Lord Leycester went on, interrupting him gently:
"Have you seen it lately?" he said, and as he spoke Stella came into the room enticing the mastiff after her, with a handful of biscuits she had taken from the cheffonier. "It is very beautiful. It is the loveliest bit on the whole river. Right up from the stream it stretches green, with the young Spring leaves, to the sky above the hill. In the open space between the trees the primroses have made a golden carpet. I saw two kingfishers sailing up it as I stood and looked this morning, and as I looked I thought how well, how delightfully you would put it on canvas. Think!

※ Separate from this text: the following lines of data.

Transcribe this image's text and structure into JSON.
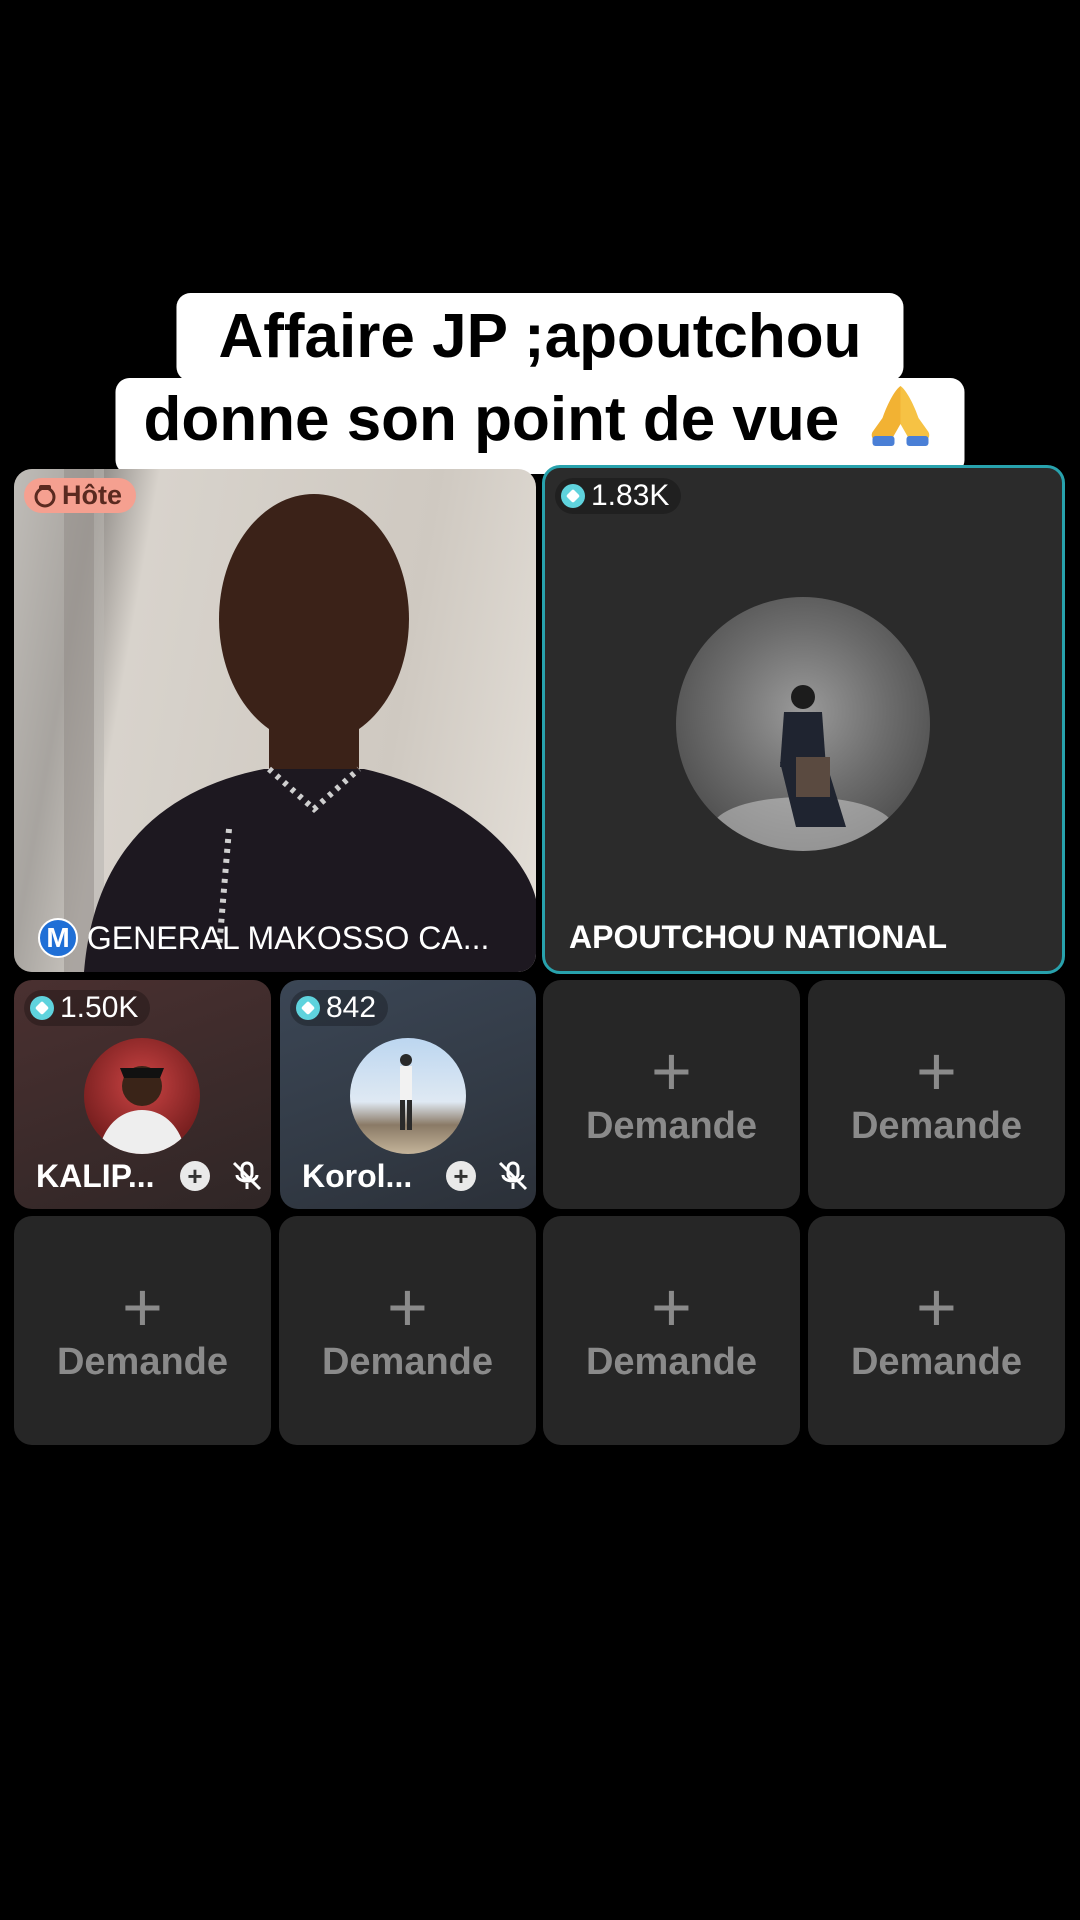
{
  "caption": {
    "line1": "Affaire JP ;apoutchou",
    "line2": "donne son point de vue",
    "emoji_icon": "folded-hands-emoji"
  },
  "host_tile": {
    "badge": "Hôte",
    "badge_icon": "host-face-icon",
    "name_badge": "M",
    "name": "GENERAL MAKOSSO CA..."
  },
  "guest_tile": {
    "count": "1.83K",
    "name": "APOUTCHOU NATIONAL",
    "active_border_color": "#28a2ad"
  },
  "small_guests": [
    {
      "count": "1.50K",
      "name": "KALIP..."
    },
    {
      "count": "842",
      "name": "Korol..."
    }
  ],
  "request_slot_label": "Demande",
  "request_slots": [
    "Demande",
    "Demande",
    "Demande",
    "Demande",
    "Demande",
    "Demande"
  ]
}
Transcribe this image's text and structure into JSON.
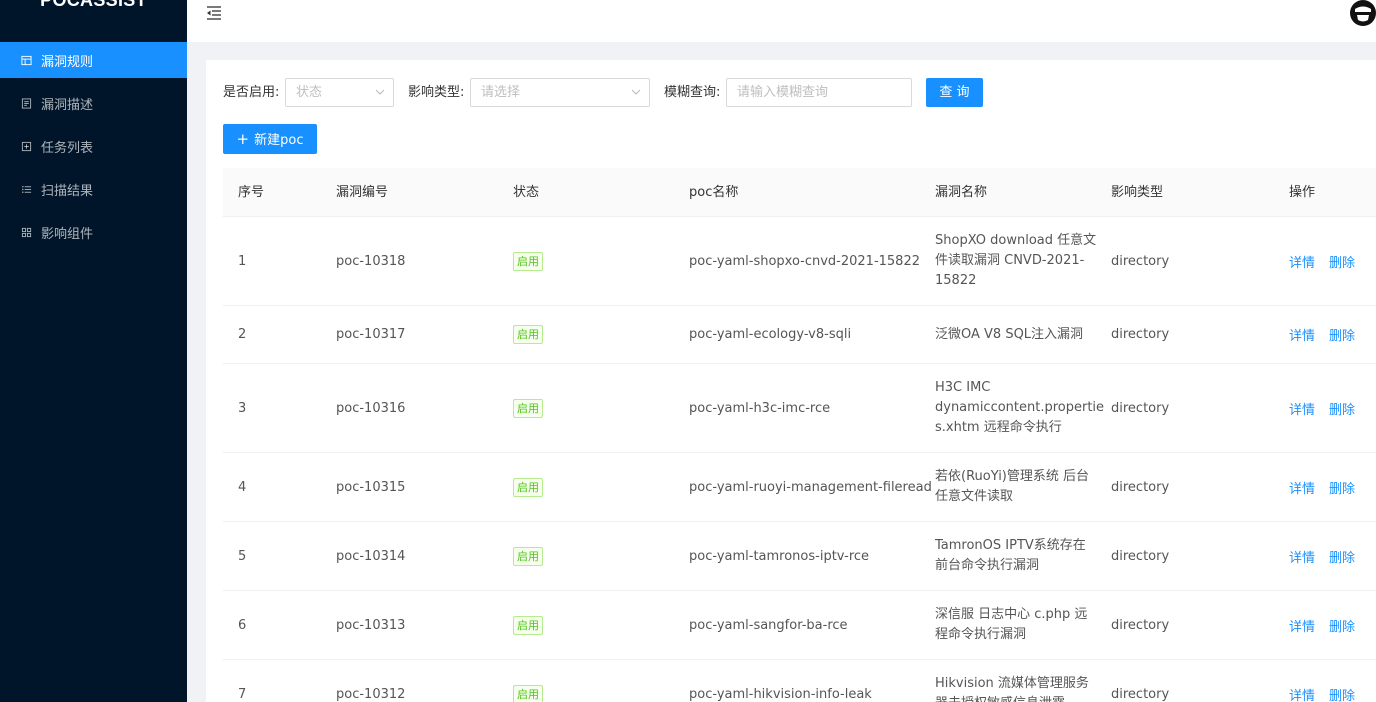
{
  "app": {
    "title": "POCASSIST"
  },
  "sidebar": {
    "items": [
      {
        "label": "漏洞规则",
        "icon": "table-icon",
        "active": true
      },
      {
        "label": "漏洞描述",
        "icon": "document-icon",
        "active": false
      },
      {
        "label": "任务列表",
        "icon": "task-icon",
        "active": false
      },
      {
        "label": "扫描结果",
        "icon": "list-icon",
        "active": false
      },
      {
        "label": "影响组件",
        "icon": "grid-icon",
        "active": false
      }
    ]
  },
  "filters": {
    "enabled_label": "是否启用:",
    "enabled_placeholder": "状态",
    "type_label": "影响类型:",
    "type_placeholder": "请选择",
    "search_label": "模糊查询:",
    "search_placeholder": "请输入模糊查询",
    "query_button": "查 询",
    "new_button": "新建poc"
  },
  "table": {
    "columns": [
      "序号",
      "漏洞编号",
      "状态",
      "poc名称",
      "漏洞名称",
      "影响类型",
      "操作"
    ],
    "action_detail": "详情",
    "action_delete": "删除",
    "rows": [
      {
        "index": "1",
        "id": "poc-10318",
        "status": "启用",
        "poc_name": "poc-yaml-shopxo-cnvd-2021-15822",
        "vuln_name_lines": [
          "ShopXO download 任意文",
          "件读取漏洞 CNVD-2021-",
          "15822"
        ],
        "type": "directory"
      },
      {
        "index": "2",
        "id": "poc-10317",
        "status": "启用",
        "poc_name": "poc-yaml-ecology-v8-sqli",
        "vuln_name_lines": [
          "泛微OA V8 SQL注入漏洞"
        ],
        "type": "directory"
      },
      {
        "index": "3",
        "id": "poc-10316",
        "status": "启用",
        "poc_name": "poc-yaml-h3c-imc-rce",
        "vuln_name_lines": [
          "H3C IMC",
          "dynamiccontent.propertie",
          "s.xhtm 远程命令执行"
        ],
        "type": "directory"
      },
      {
        "index": "4",
        "id": "poc-10315",
        "status": "启用",
        "poc_name": "poc-yaml-ruoyi-management-fileread",
        "vuln_name_lines": [
          "若依(RuoYi)管理系统 后台",
          "任意文件读取"
        ],
        "type": "directory"
      },
      {
        "index": "5",
        "id": "poc-10314",
        "status": "启用",
        "poc_name": "poc-yaml-tamronos-iptv-rce",
        "vuln_name_lines": [
          "TamronOS IPTV系统存在",
          "前台命令执行漏洞"
        ],
        "type": "directory"
      },
      {
        "index": "6",
        "id": "poc-10313",
        "status": "启用",
        "poc_name": "poc-yaml-sangfor-ba-rce",
        "vuln_name_lines": [
          "深信服 日志中心 c.php 远",
          "程命令执行漏洞"
        ],
        "type": "directory"
      },
      {
        "index": "7",
        "id": "poc-10312",
        "status": "启用",
        "poc_name": "poc-yaml-hikvision-info-leak",
        "vuln_name_lines": [
          "Hikvision 流媒体管理服务",
          "器未授权敏感信息泄露"
        ],
        "type": "directory"
      }
    ]
  },
  "colors": {
    "sidebar_bg": "#001529",
    "primary": "#1890ff",
    "tag_green": "#52c41a"
  }
}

The bright green, the golden foreground, the early Summer sky to crown the whole, and reflected in the river running below."
Mr. Etheridge paused in his work and listened, and Stella, kneeling over the dog, listened too, with down-bent face, and wondered how the painter could stand so firm and obstinate.
To her the voice sounded like the sweetest music set to some poem. She saw the picture as he drew it, and in her heart the music of the words and voice found an echoing harmony.
Forgotten was the other man's warning; vain it would have been if he had repeated it at that moment. As well associate the darkness of a Winter's night with the bright gladness of a Summer's morning, as think of evil in connection with that noble face and musical voice.
Mr. Etheridge paused, but he shook his head.
"Very fine, very temptingly put; you are a master of words, Leycester; but I am immovable as a rock. Indeed your eloquence is wasted; it is not an impressionable man whom you address. I, James Etheridge, am on this picture. I am lost in my work, Lord Leycester."
"You will not do it?"
The old man smiled.
"I will not. To another man I should present an excuse, and mask my refusal. With you anything but a simple 'no' is of no avail."